I am throwing my support behind Andrew Humphrey for VP/Broadcast. As an active member of the NABJ Digital Journalism Task Force, I have had the pleasure to see Humphrey's work up close and personal. Among the planks in his platform is his commitment to push for members in the digital frontier and is also committed to expanding NABJ partnerships with new media businesses.

Sherlon Christie is my choice to take over as NABJ secretary. Christie has been actively running for the office, reaching out to the NABJ membership with his blog, Facebook page, online live chats and appearances at association events. In his platform, he has two planks that especially appeal to me and should to the rest of the NABJ membership. First, he is emphasizing the importance of new media, with the goal to encourage all members to get up to speed with those skills, since that is the future of journalism. Second, he has committed to continue with Childress's efforts to be more open and offer regular information updates to the NABJ membership.

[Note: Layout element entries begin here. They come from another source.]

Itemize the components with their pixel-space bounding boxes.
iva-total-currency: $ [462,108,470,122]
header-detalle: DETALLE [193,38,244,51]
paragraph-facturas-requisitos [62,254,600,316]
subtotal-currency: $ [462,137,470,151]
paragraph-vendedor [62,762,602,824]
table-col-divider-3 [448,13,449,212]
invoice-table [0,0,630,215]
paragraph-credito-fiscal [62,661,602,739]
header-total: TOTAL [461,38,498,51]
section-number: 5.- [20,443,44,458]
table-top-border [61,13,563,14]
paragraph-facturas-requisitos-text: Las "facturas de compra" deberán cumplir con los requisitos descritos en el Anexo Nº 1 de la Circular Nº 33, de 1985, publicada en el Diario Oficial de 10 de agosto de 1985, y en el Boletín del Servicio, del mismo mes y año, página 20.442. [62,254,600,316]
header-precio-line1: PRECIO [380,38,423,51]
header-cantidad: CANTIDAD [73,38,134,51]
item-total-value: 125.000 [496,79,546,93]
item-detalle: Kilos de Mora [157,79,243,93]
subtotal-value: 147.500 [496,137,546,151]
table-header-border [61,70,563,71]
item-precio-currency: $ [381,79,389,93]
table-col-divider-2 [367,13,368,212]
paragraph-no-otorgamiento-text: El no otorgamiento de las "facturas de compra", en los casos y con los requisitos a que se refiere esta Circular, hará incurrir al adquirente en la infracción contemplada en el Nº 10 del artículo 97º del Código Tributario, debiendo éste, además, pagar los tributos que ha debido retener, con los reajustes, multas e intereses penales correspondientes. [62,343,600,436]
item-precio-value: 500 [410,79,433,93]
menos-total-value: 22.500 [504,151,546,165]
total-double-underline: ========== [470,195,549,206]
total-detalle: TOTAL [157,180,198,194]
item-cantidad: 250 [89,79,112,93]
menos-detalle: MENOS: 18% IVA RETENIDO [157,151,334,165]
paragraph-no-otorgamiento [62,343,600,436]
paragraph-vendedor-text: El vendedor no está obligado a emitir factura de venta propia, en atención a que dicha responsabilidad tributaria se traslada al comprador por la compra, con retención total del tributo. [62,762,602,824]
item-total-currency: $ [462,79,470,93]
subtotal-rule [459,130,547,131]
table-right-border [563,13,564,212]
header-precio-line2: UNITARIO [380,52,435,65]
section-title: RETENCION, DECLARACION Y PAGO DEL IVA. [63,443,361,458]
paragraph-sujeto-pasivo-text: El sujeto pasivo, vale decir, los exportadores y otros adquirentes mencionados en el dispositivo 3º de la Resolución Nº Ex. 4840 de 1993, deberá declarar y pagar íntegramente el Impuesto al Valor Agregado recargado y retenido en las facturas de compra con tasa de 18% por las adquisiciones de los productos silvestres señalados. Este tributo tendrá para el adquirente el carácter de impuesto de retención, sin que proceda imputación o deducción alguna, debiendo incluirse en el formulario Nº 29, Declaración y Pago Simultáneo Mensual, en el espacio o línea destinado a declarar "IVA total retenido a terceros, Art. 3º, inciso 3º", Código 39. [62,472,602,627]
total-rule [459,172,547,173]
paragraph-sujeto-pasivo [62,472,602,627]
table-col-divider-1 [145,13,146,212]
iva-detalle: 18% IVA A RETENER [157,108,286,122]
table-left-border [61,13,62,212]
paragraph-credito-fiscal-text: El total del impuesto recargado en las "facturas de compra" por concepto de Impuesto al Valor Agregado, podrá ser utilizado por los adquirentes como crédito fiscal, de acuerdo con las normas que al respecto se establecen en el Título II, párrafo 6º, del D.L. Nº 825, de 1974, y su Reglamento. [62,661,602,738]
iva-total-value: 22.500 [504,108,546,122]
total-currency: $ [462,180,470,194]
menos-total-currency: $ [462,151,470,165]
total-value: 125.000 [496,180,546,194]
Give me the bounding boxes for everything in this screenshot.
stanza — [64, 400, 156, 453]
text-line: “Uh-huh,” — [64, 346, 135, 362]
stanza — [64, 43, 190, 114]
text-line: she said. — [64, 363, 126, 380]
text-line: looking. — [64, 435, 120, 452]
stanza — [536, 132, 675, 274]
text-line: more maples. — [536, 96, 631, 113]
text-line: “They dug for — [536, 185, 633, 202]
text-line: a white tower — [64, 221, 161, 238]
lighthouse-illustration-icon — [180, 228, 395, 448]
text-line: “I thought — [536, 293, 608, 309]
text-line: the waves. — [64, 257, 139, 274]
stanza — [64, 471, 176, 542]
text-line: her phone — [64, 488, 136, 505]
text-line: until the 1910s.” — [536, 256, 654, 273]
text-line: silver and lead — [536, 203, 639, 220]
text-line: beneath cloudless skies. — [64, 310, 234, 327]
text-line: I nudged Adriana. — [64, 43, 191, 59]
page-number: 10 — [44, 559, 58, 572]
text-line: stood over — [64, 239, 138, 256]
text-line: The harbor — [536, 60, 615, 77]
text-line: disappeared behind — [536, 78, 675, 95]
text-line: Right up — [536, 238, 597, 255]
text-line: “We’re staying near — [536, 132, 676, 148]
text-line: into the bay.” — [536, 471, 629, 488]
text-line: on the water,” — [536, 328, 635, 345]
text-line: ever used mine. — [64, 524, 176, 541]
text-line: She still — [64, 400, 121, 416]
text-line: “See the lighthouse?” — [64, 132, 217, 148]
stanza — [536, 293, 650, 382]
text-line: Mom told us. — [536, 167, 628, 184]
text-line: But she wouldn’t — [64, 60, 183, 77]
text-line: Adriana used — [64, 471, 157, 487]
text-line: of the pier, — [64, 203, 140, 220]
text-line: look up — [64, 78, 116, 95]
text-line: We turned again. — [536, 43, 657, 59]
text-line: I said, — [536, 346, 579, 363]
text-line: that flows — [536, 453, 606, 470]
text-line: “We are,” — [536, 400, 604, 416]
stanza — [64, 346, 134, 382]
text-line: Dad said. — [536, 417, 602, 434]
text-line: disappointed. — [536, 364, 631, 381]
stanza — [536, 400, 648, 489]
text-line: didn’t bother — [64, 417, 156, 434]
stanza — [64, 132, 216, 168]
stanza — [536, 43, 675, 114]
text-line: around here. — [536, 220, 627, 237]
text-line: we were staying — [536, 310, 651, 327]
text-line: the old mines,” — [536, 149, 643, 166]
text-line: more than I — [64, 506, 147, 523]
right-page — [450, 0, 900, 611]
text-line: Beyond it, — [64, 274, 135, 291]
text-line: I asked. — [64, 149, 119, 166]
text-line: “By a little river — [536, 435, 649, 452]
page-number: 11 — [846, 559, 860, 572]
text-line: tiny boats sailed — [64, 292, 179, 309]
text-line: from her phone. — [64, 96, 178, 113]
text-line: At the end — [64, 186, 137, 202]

Although I can't vote for Region IV director, I am supporting the candidacy of Keith Reed. Reed has been very active in creating and maintaining his multimedia profile and serving as a commenter with national media outlets on money and finance. In his platform, he pledges to work with the NABJ board to help members find renewed purpose in a quickly changing media landscape.

And last, but not least, I hope those of you in Region II will consider my candidacy for director. I understand that I am running against an incumbent, but with the rapid changes in the industry in the past two years alone, I feel some change could only do the board good.

As Region II Director, my priorities will be to:
  • Offer a yearly Region II conference and quarterly webinars on hot topics;

  • Ensure more is done to offer training/advice/learning for members trying to adapt to new business models; and

  • Increase the contact of the regional director to better serve as a bridge between local chapters and the board.

During these times of rapid change, it's important for NABJ members to look at all the candidates and see which ones you feel will best guide the association in what will most likely be another two years of turmoil. Again, I feel the candidates I'm endorsing are the ones who will do that best moving forward.